I didn’t kill my father for telling anti-Semitic jokes, or my grandfather who tried to explain anti-Semitism even while hanging on to Jewish friends, or my grandmother for saying, in reference to who was allowed to live where in the White Mountains, “It isn’t the Jews we dislike. It’s just the, you know, kikey ones.”


Yes, Peter had told someone I had to be watched, at the least, when I lived in Bangkok, and now I knew that he had so recently been on the other side in the Philippines. I knew it all along. When I was first on the Philippine project I talked of how given my brother’s position he had to know my phone was tapped, and what was being recorded, and that someone smarter than him would be like the clever policeman who makes good use of his tie to a relative in the mob. But you don’t murder someone for not being smart. Maybe.

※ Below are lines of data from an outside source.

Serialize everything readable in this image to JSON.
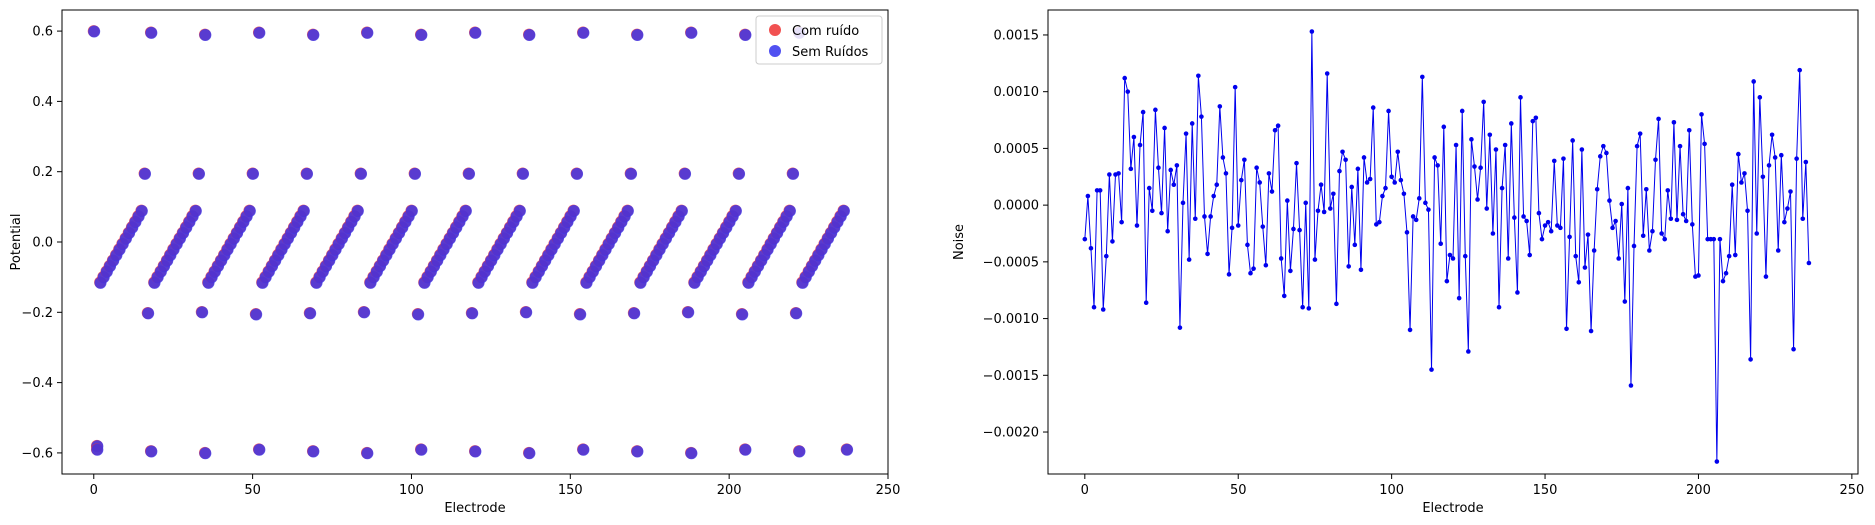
{
  "chart_data": [
    {
      "type": "scatter",
      "title": "",
      "xlabel": "Electrode",
      "ylabel": "Potential",
      "xlim": [
        -10,
        250
      ],
      "ylim": [
        -0.66,
        0.66
      ],
      "xticks": [
        0,
        50,
        100,
        150,
        200,
        250
      ],
      "yticks": [
        -0.6,
        -0.4,
        -0.2,
        0.0,
        0.2,
        0.4,
        0.6
      ],
      "ytick_labels": [
        "−0.6",
        "−0.4",
        "−0.2",
        "0.0",
        "0.2",
        "0.4",
        "0.6"
      ],
      "grid": false,
      "legend_position": "top-right",
      "series": [
        {
          "name": "Com ruído",
          "color": "#ee3333"
        },
        {
          "name": "Sem Ruídos",
          "color": "#3333ee"
        }
      ],
      "pattern": {
        "channels_per_group": 17,
        "groups": 14,
        "first_top_value": 0.6,
        "last_bottom_value": -0.59,
        "other_top_value": 0.195,
        "other_bottom_value": -0.195,
        "ramp_start": -0.115,
        "ramp_end": 0.105
      }
    },
    {
      "type": "line",
      "title": "",
      "xlabel": "Electrode",
      "ylabel": "Noise",
      "xlim": [
        -12,
        252
      ],
      "ylim": [
        -0.00237,
        0.00172
      ],
      "xticks": [
        0,
        50,
        100,
        150,
        200,
        250
      ],
      "yticks": [
        -0.002,
        -0.0015,
        -0.001,
        -0.0005,
        0.0,
        0.0005,
        0.001,
        0.0015
      ],
      "ytick_labels": [
        "−0.0020",
        "−0.0015",
        "−0.0010",
        "−0.0005",
        "0.0000",
        "0.0005",
        "0.0010",
        "0.0015"
      ],
      "grid": false,
      "color": "#0000ee",
      "values": [
        -0.0003,
        8e-05,
        -0.00038,
        -0.0009,
        0.00013,
        0.00013,
        -0.00092,
        -0.00045,
        0.00027,
        -0.00032,
        0.00027,
        0.00028,
        -0.00015,
        0.00112,
        0.001,
        0.00032,
        0.0006,
        -0.00018,
        0.00053,
        0.00082,
        -0.00086,
        0.00015,
        -5e-05,
        0.00084,
        0.00033,
        -7e-05,
        0.00068,
        -0.00023,
        0.00031,
        0.00018,
        0.00035,
        -0.00108,
        2e-05,
        0.00063,
        -0.00048,
        0.00072,
        -0.00012,
        0.00114,
        0.00078,
        -0.0001,
        -0.00043,
        -0.0001,
        8e-05,
        0.00018,
        0.00087,
        0.00042,
        0.00028,
        -0.00061,
        -0.0002,
        0.00104,
        -0.00018,
        0.00022,
        0.0004,
        -0.00035,
        -0.0006,
        -0.00056,
        0.00033,
        0.0002,
        -0.00019,
        -0.00053,
        0.00028,
        0.00012,
        0.00066,
        0.0007,
        -0.00047,
        -0.0008,
        4e-05,
        -0.00058,
        -0.00021,
        0.00037,
        -0.00022,
        -0.0009,
        2e-05,
        -0.00091,
        0.00153,
        -0.00048,
        -5e-05,
        0.00018,
        -6e-05,
        0.00116,
        -3e-05,
        0.0001,
        -0.00087,
        0.0003,
        0.00047,
        0.0004,
        -0.00054,
        0.00016,
        -0.00035,
        0.00032,
        -0.00057,
        0.00042,
        0.0002,
        0.00023,
        0.00086,
        -0.00017,
        -0.00015,
        8e-05,
        0.00015,
        0.00083,
        0.00025,
        0.0002,
        0.00047,
        0.00022,
        0.0001,
        -0.00024,
        -0.0011,
        -0.0001,
        -0.00013,
        6e-05,
        0.00113,
        2e-05,
        -4e-05,
        -0.00145,
        0.00042,
        0.00035,
        -0.00034,
        0.00069,
        -0.00067,
        -0.00044,
        -0.00047,
        0.00053,
        -0.00082,
        0.00083,
        -0.00045,
        -0.00129,
        0.00058,
        0.00034,
        5e-05,
        0.00033,
        0.00091,
        -3e-05,
        0.00062,
        -0.00025,
        0.00049,
        -0.0009,
        0.00015,
        0.00053,
        -0.00047,
        0.00072,
        -0.00011,
        -0.00077,
        0.00095,
        -0.0001,
        -0.00014,
        -0.00044,
        0.00074,
        0.00077,
        -7e-05,
        -0.0003,
        -0.00018,
        -0.00015,
        -0.00023,
        0.00039,
        -0.00018,
        -0.0002,
        0.00041,
        -0.00109,
        -0.00028,
        0.00057,
        -0.00045,
        -0.00068,
        0.00049,
        -0.00055,
        -0.00026,
        -0.00111,
        -0.0004,
        0.00014,
        0.00043,
        0.00052,
        0.00046,
        4e-05,
        -0.0002,
        -0.00014,
        -0.00047,
        1e-05,
        -0.00085,
        0.00015,
        -0.00159,
        -0.00036,
        0.00052,
        0.00063,
        -0.00027,
        0.00014,
        -0.0004,
        -0.00023,
        0.0004,
        0.00076,
        -0.00025,
        -0.0003,
        0.00013,
        -0.00012,
        0.00073,
        -0.00013,
        0.00052,
        -8e-05,
        -0.00014,
        0.00066,
        -0.00017,
        -0.00063,
        -0.00062,
        0.0008,
        0.00054,
        -0.0003,
        -0.0003,
        -0.0003,
        -0.00226,
        -0.0003,
        -0.00067,
        -0.0006,
        -0.00045,
        0.00018,
        -0.00044,
        0.00045,
        0.0002,
        0.00028,
        -5e-05,
        -0.00136,
        0.00109,
        -0.00025,
        0.00095,
        0.00025,
        -0.00063,
        0.00035,
        0.00062,
        0.00042,
        -0.0004,
        0.00044,
        -0.00015,
        -3e-05,
        0.00012,
        -0.00127,
        0.00041,
        0.00119,
        -0.00012,
        0.00038,
        -0.00051
      ]
    }
  ]
}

Was it true that they were domestic war criminals? Margaret’s horrible death. The probable suicide of Paul who fucked his little sister and was in constant trouble with the law for stealing and kidnapping – the reason a judge had ordered him into the Vietnam era military in lieu of prison – and he had turned the army time into a con, never going near Vietnam but buying a Special Forces green beret uniform and sending photos of himself, masquerading as a sort of anti-Communist commando, around to any one he thought needed to see them. Not so very different from what they had done regarding the father he never met – he was adopted they always pointed out – the father had been killed in a drunk flying accident and they decided to claim the man was a hero of the battle of Britain. And don’t forget that Paul had fucked his little sister, my favorite cousin, Deirdre. And maybe this would be enough to justify murder, but I was still in the middle of the case I was building, still trying to meld memory and information and remembered observation into something that explained this sense I had of something else they had done – that it seemed I as on the verge of knowing – what they had really done and what they deserved.